Événements ou actualités. Des événements majeurs ou des annonces — comme des lancements de tokens, des airdrops ou des endorsements de célébrités — peuvent déclencher une forte hausse de la demande de transactions. Ces pics d’activité entraînent souvent une congestion du mempool, comme lors de lancements de NFT populaires ou de variations brutales de prix.
Forks ou mises à jour du réseau. Les changements réseau, tels que les forks ou les mises à jour de protocole, peuvent instantanément saturer le mempool. Les nœuds, occupés à mettre à jour leur logiciel, réduisent temporairement leur capacité à traiter les transactions. Les utilisateurs peuvent aussi se presser de transacter avant ou après une mise à jour, accentuant la charge.
Les frais de transaction jouent un rôle clé dans l’ordre de traitement au sein du mempool. Mineurs et validateurs sélectionnent les transactions à inclure dans le bloc suivant selon le gain potentiel. En résumé, plus vous acceptez de payer de frais, plus votre transaction sera traitée rapidement.
Ce mécanisme crée un marché des frais où les utilisateurs rivalisent pour obtenir une place dans les blocs. En période de congestion du réseau, les frais peuvent augmenter jusqu’à dix fois leur niveau habituel.
Le temps d’attente pour la confirmation d’une transaction Bitcoin dépend à la fois de la congestion du mempool et du montant des frais. Faible congestion et frais élevés accélèrent le traitement. À l’inverse, forte congestion et frais faibles ralentissent la confirmation, pour Bitcoin ou toute autre crypto-monnaie.
Certaines applications de portefeuille proposent des calculs dynamiques de frais qui analysent le mempool et recommandent un montant optimal pour une confirmation rapide. Les utilisateurs peuvent également surveiller l’état du mempool via des services de monitoring blockchain pour choisir le meilleur moment pour leurs transactions.
Le mempool est une zone temporaire de stockage pour les transactions non confirmées. Il regroupe les transactions avant leur ajout à un bloc, assurant la fluidité des mouvements de fonds et l’optimisation du réseau. Le mempool est essentiel à la stabilité de la blockchain.
Les transactions se diffusent sur le réseau via les nœuds et intègrent le mempool en attendant d’être traitées. Les mineurs les vérifient selon les frais et les ajoutent à la blockchain selon la priorité.

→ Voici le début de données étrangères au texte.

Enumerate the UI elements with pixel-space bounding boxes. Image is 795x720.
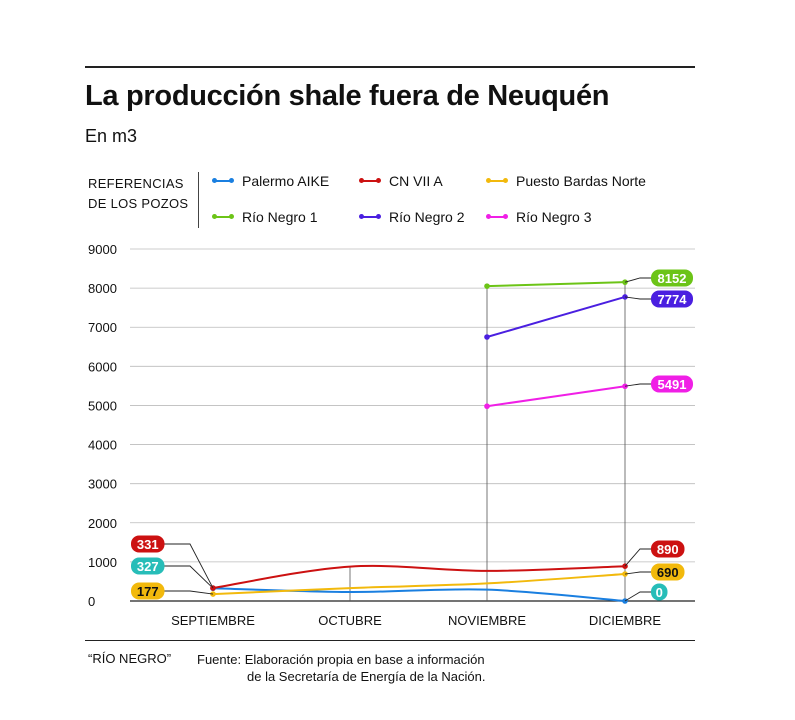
end-value-label: 5491 — [658, 377, 687, 392]
x-tick-label: DICIEMBRE — [589, 613, 662, 628]
legend-item-rio-negro-1: Río Negro 1 — [212, 209, 318, 225]
label-leader — [624, 383, 651, 387]
end-value-label: 690 — [657, 565, 679, 580]
chart-title: La producción shale fuera de Neuquén — [85, 80, 610, 112]
bottom-rule — [85, 640, 695, 641]
label-leader — [624, 591, 651, 602]
end-value-label: 0 — [656, 585, 663, 600]
start-value-label-bg — [131, 582, 165, 600]
legend-heading-line2: DE LOS POZOS — [88, 196, 189, 211]
legend-label: CN VII A — [389, 173, 443, 189]
source-tag: “RÍO NEGRO” — [88, 651, 172, 666]
series-line — [212, 573, 626, 596]
legend-item-palermo-aike: Palermo AIKE — [212, 173, 330, 189]
y-tick-label: 7000 — [88, 320, 117, 335]
label-leader — [624, 571, 651, 575]
legend-label: Río Negro 3 — [516, 209, 592, 225]
y-tick-label: 6000 — [88, 359, 117, 374]
end-value-label-bg — [651, 540, 685, 558]
legend-heading-line1: REFERENCIAS — [88, 176, 184, 191]
chart-subtitle: En m3 — [85, 126, 138, 146]
legend-swatch — [486, 178, 508, 183]
label-leader — [164, 565, 214, 589]
x-tick-label: SEPTIEMBRE — [171, 613, 255, 628]
source-line-2: de la Secretaría de Energía de la Nación… — [247, 669, 486, 684]
legend-label: Palermo AIKE — [242, 173, 330, 189]
legend-item-puesto-bardas-norte: Puesto Bardas Norte — [486, 173, 646, 189]
legend-swatch — [212, 178, 234, 183]
top-rule — [85, 66, 695, 68]
start-value-label-bg — [131, 557, 165, 575]
end-value-label-bg — [651, 269, 693, 287]
label-leader — [164, 543, 214, 589]
source-line-1: Fuente: Elaboración propia en base a inf… — [197, 652, 485, 667]
source-note: Fuente: Elaboración propia en base a inf… — [197, 651, 617, 685]
start-value-label: 327 — [137, 559, 159, 574]
end-value-label: 8152 — [658, 271, 687, 286]
legend-item-rio-negro-3: Río Negro 3 — [486, 209, 592, 225]
end-value-label: 890 — [657, 542, 679, 557]
legend-swatch — [359, 214, 381, 219]
end-value-label: 7774 — [658, 292, 688, 307]
legend-heading: REFERENCIAS DE LOS POZOS — [88, 174, 188, 214]
series-line — [212, 564, 626, 590]
y-tick-label: 3000 — [88, 477, 117, 492]
y-tick-label: 4000 — [88, 438, 117, 453]
label-leader — [624, 277, 651, 283]
legend-label: Puesto Bardas Norte — [516, 173, 646, 189]
end-value-label-bg — [651, 290, 693, 308]
data-point — [484, 403, 490, 410]
label-leader — [624, 548, 651, 567]
series-line — [486, 281, 626, 288]
series-line — [486, 295, 626, 338]
start-value-label: 331 — [137, 537, 159, 552]
data-point — [484, 283, 490, 289]
end-value-label-bg — [651, 375, 693, 393]
y-tick-label: 5000 — [88, 398, 117, 413]
y-tick-label: 2000 — [88, 516, 117, 531]
series-line — [212, 587, 626, 602]
y-tick-label: 9000 — [88, 242, 117, 257]
legend-swatch — [359, 178, 381, 183]
legend-swatch — [486, 214, 508, 219]
legend-divider — [198, 172, 199, 228]
label-leader — [624, 296, 651, 300]
data-point — [622, 383, 628, 390]
end-value-label-bg — [651, 583, 668, 601]
data-point — [622, 279, 628, 285]
start-value-label: 177 — [137, 584, 159, 599]
legend-item-rio-negro-2: Río Negro 2 — [359, 209, 465, 225]
legend-label: Río Negro 2 — [389, 209, 465, 225]
label-leader — [164, 590, 214, 595]
data-point — [484, 334, 490, 340]
legend-swatch — [212, 214, 234, 219]
series-line — [486, 385, 626, 408]
start-value-label-bg — [131, 535, 165, 553]
y-tick-label: 1000 — [88, 555, 117, 570]
end-value-label-bg — [651, 563, 685, 581]
x-tick-label: NOVIEMBRE — [448, 613, 526, 628]
x-tick-label: OCTUBRE — [318, 613, 382, 628]
y-tick-label: 0 — [88, 594, 95, 609]
legend-label: Río Negro 1 — [242, 209, 318, 225]
y-tick-label: 8000 — [88, 281, 117, 296]
legend-item-cn-vii-a: CN VII A — [359, 173, 443, 189]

Un mempool important implique une forte concurrence entre les transactions. Les mineurs privilégient celles avec des frais plus élevés, car les frais constituent leur rémunération. Plus il y a de transactions en attente, plus les frais augmentent pour un traitement prioritaire.
Une transaction reste dans le mempool jusqu’à son inclusion dans un bloc. Si elle n’est pas ajoutée, elle peut demeurer 1 à 2 heures avant d’être supprimée. Les fonds ne sont pas automatiquement restitués pour les transactions non confirmées.
Le mempool est l’espace où les transactions attendent avant d’être inscrites sur la blockchain. La blockchain est la mémoire permanente des transactions confirmées. Le mempool est temporaire ; la blockchain constitue une base de données durable.
Utilisez le hash de votre transaction dans un explorateur de blockchain pour vérifier son statut, le nombre de confirmations et sa position dans la file d’attente. Si aucune confirmation n’apparaît, la transaction est toujours en attente de traitement par le réseau.